What a wonderful meal. Rachel lay back with her head on her arm, toasting her toes in the last shimmer of heat that emanated from the fire pit. She was exhausted by the day’s turmoil.
“Listen, it can get cold out here at night,” Jamie said. “I think you should sleep with me in the lean-to.”
“Thanks, I don’t want to be cold,” Rachel said.
“Here, burrow down into the leaves. That helps,” he said.
Rachel nestled down on the ground inside the lean-to and covered herself up with leaves, just like Jamie. She was silent for a moment. “Do you miss having parents?” she said.
“Yeah, I miss my mom.”
“What’s it like to have parents?” Rachel asked.
Jamie frowned.
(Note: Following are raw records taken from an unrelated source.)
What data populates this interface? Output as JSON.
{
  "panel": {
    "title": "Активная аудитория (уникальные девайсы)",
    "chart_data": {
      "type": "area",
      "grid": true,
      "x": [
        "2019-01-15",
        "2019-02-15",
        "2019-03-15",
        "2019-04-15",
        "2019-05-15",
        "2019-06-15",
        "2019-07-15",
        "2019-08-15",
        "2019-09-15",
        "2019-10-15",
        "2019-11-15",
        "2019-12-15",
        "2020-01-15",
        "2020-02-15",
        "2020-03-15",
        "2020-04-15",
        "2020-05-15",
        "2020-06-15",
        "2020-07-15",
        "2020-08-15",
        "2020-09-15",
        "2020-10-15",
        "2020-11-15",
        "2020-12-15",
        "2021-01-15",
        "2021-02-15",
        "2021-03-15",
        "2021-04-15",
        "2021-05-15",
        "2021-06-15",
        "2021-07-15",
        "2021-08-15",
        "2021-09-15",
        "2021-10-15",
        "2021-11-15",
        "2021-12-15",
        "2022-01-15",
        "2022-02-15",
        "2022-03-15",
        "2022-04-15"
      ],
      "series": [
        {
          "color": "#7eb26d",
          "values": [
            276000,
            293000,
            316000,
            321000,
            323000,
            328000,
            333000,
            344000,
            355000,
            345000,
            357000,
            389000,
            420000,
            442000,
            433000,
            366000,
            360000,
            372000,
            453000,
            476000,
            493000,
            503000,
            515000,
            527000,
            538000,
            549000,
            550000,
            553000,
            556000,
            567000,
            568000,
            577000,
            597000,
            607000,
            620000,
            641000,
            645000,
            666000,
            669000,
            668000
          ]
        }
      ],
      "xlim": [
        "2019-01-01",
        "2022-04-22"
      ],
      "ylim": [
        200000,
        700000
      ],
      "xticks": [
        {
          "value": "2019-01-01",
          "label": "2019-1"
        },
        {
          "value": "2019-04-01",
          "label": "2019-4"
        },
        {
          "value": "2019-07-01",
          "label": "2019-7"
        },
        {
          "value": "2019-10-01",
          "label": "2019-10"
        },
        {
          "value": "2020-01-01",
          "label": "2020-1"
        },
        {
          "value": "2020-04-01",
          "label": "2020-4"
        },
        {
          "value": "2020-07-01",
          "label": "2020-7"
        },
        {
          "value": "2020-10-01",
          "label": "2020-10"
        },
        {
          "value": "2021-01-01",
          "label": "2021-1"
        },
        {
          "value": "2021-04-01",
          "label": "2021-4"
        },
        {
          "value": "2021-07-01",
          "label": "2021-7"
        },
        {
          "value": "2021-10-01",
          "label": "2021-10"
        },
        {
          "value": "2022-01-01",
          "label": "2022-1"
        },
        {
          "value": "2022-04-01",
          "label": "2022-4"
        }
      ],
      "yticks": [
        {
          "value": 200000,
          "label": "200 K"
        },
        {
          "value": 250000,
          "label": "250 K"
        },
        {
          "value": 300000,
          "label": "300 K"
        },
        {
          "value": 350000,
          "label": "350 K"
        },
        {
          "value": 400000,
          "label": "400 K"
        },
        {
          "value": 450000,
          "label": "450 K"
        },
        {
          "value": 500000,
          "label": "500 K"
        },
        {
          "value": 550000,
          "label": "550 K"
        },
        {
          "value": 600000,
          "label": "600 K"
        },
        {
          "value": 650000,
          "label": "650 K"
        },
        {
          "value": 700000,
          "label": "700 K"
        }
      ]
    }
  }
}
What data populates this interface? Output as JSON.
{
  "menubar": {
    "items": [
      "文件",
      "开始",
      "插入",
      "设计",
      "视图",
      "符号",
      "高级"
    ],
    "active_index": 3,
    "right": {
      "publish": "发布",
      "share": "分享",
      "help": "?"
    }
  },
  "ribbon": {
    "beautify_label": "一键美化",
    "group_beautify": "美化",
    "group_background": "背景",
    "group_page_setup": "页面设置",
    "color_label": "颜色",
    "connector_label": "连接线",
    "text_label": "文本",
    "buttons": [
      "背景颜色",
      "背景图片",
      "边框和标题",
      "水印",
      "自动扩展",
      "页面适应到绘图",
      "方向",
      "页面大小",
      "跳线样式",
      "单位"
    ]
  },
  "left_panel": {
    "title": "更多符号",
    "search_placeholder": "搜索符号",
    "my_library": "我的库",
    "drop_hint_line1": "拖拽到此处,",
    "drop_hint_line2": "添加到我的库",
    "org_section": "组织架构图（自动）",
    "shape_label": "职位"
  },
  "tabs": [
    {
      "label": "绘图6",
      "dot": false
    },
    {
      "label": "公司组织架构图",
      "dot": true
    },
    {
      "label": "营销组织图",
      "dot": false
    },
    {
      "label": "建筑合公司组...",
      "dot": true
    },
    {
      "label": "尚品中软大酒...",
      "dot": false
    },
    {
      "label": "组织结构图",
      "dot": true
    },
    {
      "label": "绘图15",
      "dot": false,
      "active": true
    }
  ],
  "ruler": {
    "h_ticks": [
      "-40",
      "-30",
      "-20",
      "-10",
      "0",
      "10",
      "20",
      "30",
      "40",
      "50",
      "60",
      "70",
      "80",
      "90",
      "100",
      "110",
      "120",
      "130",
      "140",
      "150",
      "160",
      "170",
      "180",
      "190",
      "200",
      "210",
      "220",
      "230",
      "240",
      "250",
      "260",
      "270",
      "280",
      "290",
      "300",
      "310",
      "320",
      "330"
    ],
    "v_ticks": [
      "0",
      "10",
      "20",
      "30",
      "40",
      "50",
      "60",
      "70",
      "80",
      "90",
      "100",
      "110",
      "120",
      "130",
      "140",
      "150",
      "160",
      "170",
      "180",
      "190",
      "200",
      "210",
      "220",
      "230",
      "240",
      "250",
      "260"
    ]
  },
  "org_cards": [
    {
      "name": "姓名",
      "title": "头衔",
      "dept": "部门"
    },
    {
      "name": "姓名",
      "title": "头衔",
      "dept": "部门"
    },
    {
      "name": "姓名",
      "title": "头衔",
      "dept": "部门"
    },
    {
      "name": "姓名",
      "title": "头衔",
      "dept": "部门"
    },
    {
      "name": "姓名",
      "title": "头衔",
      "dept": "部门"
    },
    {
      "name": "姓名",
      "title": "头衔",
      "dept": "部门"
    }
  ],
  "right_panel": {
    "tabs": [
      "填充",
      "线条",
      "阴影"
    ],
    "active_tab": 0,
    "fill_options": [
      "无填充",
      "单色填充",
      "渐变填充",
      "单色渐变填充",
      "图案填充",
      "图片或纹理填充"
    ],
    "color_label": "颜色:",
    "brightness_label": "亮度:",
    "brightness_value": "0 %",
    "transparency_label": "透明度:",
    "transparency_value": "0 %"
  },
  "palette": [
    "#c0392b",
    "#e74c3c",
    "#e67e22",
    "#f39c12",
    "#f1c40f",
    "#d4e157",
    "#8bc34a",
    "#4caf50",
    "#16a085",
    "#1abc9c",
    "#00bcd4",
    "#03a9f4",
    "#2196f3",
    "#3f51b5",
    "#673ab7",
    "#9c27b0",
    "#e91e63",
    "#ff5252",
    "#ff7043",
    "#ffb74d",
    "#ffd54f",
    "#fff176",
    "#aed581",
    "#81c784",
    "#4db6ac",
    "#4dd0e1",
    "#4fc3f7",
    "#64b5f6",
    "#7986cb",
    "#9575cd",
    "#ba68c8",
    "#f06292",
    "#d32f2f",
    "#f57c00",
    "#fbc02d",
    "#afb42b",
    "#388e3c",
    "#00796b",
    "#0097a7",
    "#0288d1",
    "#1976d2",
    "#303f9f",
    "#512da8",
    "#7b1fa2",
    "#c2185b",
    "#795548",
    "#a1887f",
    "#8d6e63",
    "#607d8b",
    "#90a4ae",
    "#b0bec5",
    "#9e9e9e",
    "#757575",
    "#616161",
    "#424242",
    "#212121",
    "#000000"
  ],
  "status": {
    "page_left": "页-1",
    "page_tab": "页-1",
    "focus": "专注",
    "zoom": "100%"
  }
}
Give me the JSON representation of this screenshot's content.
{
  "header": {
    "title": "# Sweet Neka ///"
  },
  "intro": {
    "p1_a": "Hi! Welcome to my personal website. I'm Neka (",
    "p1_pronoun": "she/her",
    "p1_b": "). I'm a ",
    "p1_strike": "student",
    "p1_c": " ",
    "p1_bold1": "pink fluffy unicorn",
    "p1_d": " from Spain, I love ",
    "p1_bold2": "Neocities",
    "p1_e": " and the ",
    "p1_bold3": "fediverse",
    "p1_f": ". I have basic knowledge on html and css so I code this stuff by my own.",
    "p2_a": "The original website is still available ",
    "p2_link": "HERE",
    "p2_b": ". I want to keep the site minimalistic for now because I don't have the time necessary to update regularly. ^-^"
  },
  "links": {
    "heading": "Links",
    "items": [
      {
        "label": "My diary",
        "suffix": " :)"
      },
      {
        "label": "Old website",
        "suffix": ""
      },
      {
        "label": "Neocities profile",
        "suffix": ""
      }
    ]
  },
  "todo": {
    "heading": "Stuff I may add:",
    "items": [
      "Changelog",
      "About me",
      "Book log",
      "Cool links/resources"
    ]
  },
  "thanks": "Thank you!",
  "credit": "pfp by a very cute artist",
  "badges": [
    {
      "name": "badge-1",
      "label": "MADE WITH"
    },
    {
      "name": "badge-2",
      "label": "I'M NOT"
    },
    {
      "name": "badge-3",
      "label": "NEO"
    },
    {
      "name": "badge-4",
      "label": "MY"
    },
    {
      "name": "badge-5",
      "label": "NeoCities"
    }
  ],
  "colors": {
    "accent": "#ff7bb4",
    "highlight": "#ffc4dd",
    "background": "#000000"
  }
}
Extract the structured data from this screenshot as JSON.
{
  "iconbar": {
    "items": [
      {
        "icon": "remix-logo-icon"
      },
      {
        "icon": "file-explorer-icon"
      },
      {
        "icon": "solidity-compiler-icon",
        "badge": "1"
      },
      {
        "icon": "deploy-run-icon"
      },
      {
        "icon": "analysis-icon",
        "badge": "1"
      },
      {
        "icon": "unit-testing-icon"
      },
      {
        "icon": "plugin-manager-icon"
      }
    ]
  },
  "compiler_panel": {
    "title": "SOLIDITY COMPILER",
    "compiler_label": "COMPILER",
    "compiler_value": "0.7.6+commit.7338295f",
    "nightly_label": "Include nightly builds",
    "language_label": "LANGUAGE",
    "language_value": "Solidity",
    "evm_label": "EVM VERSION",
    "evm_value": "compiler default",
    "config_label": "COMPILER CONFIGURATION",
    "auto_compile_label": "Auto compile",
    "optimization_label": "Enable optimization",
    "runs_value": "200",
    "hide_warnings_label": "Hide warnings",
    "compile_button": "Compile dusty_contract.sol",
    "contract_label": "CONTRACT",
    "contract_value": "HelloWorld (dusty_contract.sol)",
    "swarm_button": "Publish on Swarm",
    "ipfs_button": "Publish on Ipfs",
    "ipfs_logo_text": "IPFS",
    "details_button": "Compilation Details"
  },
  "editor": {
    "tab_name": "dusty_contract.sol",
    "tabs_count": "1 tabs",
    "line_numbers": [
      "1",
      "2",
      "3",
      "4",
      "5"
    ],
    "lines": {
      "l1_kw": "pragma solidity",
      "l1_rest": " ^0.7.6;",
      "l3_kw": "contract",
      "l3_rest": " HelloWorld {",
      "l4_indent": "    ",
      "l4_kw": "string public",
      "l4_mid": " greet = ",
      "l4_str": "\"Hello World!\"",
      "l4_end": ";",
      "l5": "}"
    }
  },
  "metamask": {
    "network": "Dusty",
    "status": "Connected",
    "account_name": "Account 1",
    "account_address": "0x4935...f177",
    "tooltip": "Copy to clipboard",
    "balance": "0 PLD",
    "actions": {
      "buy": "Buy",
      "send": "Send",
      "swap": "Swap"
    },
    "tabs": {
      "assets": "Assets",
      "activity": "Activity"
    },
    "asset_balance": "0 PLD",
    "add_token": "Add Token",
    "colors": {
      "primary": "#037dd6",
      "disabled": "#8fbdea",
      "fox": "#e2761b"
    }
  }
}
He didn’t answer right away, and when he did, he spoke softly. “It’s like having your own house to come home to, with a fireplace with a big, warm fire, and a father that teaches you to hunt and fish, and a mother who reads the Bible to you and takes care of you when you’re sick.”
“Oh,” Rachel said, “Oh.” She felt warm and safe. Her eyes closed, and, like an infant, she was asleep in under a minute.